My brother-in-law was with us but did not want to stay overnight as he was dealing with the impending loss of his only sister. I sometimes felt guilty for not being at her side, but I thought I had to give my children the time so they could say goodbye. I also, in retrospect, think that I was running away from the inevitable. I did not want to face her death and, at times, would let a few friends have time with my wife. I was trying to avoid her death because it frightened me so much.
One of the chaplains who visited my wife frequently was an older Catholic nun. We are not Catholic, but we welcomed her support to my wife. One of the comments the lovely religious sister kept saying to me was, “Wow! In a few days, your wife will shake hands with the Lord” I don’t think she could understand what I was going through and did not grasp the impact her words had on me.
I wanted to tell her, “My wife will die very soon, and my world will end. As a religious person, I believe in the afterlife and would one day celebrate the joy of being in the presence of the Almighty. Right now, however, all I see is darkness, pain, and tears. I am not celebrating; I am weeping. I am about to mourn the love of my life, whom I will never share another moment with until I die. I am about to hit bottom and uncertain where I may end up. I see no hope. I want to run away, but I know I cannot escape the grief I will soon enter.
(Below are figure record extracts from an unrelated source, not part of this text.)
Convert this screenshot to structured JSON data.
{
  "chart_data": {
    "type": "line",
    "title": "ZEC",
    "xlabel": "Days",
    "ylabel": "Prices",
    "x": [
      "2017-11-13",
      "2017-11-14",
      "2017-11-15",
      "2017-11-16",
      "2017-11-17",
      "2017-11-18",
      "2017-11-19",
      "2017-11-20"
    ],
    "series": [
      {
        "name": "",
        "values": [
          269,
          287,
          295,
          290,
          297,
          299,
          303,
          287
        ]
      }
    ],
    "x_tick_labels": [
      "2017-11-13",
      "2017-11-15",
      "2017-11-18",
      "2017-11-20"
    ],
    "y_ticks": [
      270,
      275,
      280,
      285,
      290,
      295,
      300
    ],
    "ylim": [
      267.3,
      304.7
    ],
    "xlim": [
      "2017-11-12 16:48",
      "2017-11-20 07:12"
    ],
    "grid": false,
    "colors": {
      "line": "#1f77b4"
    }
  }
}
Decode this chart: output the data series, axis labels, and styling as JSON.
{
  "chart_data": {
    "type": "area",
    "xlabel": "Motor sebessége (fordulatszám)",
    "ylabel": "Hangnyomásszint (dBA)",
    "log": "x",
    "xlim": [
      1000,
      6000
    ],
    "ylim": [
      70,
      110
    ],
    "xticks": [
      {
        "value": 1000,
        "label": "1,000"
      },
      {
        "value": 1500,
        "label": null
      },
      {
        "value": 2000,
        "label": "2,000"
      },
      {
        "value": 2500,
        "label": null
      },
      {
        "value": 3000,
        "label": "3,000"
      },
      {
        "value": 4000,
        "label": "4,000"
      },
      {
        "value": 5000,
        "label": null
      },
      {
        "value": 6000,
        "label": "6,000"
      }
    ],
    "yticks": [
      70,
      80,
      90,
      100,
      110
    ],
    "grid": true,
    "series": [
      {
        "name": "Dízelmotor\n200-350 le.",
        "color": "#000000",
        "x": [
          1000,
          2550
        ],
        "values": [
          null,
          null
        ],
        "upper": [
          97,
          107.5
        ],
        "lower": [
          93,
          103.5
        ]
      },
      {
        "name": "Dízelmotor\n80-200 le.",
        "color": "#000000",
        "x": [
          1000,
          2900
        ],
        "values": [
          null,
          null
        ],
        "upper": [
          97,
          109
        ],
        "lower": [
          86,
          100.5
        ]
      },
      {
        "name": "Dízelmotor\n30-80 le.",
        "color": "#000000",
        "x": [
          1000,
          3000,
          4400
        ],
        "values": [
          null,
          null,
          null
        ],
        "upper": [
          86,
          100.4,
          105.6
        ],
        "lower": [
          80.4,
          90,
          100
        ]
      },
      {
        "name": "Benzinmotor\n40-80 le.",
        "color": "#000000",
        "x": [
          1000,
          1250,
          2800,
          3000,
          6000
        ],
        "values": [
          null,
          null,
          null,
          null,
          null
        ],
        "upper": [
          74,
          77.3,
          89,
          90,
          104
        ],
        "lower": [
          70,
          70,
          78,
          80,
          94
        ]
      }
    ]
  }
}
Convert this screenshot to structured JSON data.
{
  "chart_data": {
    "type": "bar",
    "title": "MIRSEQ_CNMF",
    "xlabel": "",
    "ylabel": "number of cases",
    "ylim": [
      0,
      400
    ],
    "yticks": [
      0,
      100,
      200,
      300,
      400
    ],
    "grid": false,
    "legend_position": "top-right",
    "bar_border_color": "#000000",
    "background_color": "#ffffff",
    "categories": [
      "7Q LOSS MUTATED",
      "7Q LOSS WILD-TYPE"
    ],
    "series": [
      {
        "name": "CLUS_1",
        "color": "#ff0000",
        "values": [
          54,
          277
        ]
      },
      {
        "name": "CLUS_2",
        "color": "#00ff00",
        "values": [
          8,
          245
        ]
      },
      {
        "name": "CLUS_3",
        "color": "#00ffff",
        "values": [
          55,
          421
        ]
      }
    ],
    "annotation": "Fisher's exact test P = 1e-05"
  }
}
On the morning of the eighth day, at 745am, my children and I went to get coffee as my wife was sleeping. Within ten minutes while we were out of the room, we got the call my wife had died. I felt pangs of guilt! Why did I get coffee? Why didn’t I wait? I knew this would haunt me, and did not know what to do. I just blew my only opportunity, and now I must live with this regret.
For the longest time, I wondered why I did something or why I did not do that. I let my mind control a situation I had no control over. Yes, my wife died, but I could not stop it. I wanted to rewind the clock. I wanted everything to go back to her being alive again. Wishful thinking but not realistic. I decided I had to get control of the regret and somehow move forward.
With time I realized that my wife was physically no longer with me, but her heart, voice, thoughts, and being would live in me until I died. I often speak with her and get her advice on how to deal with many problems and concerns. I know what she would say and what path to follow. Thirty years of marriage taught me a few things, and as she would say, hopefully, you will learn a few things, Tom, along the way.
My healing tool has been to let go of what I cannot change, accept life with all its possibilities and opportunities, and learn to enjoy and cherish life’s special moments. I have also learned that death and sadness will never change and will continue to hurt, but I have become stronger through the sorrow. I try to pay tribute to my wife by living life as she did, with a passion for all it offers. It’s a struggle at times, but to quote her,” I won’t ever give up!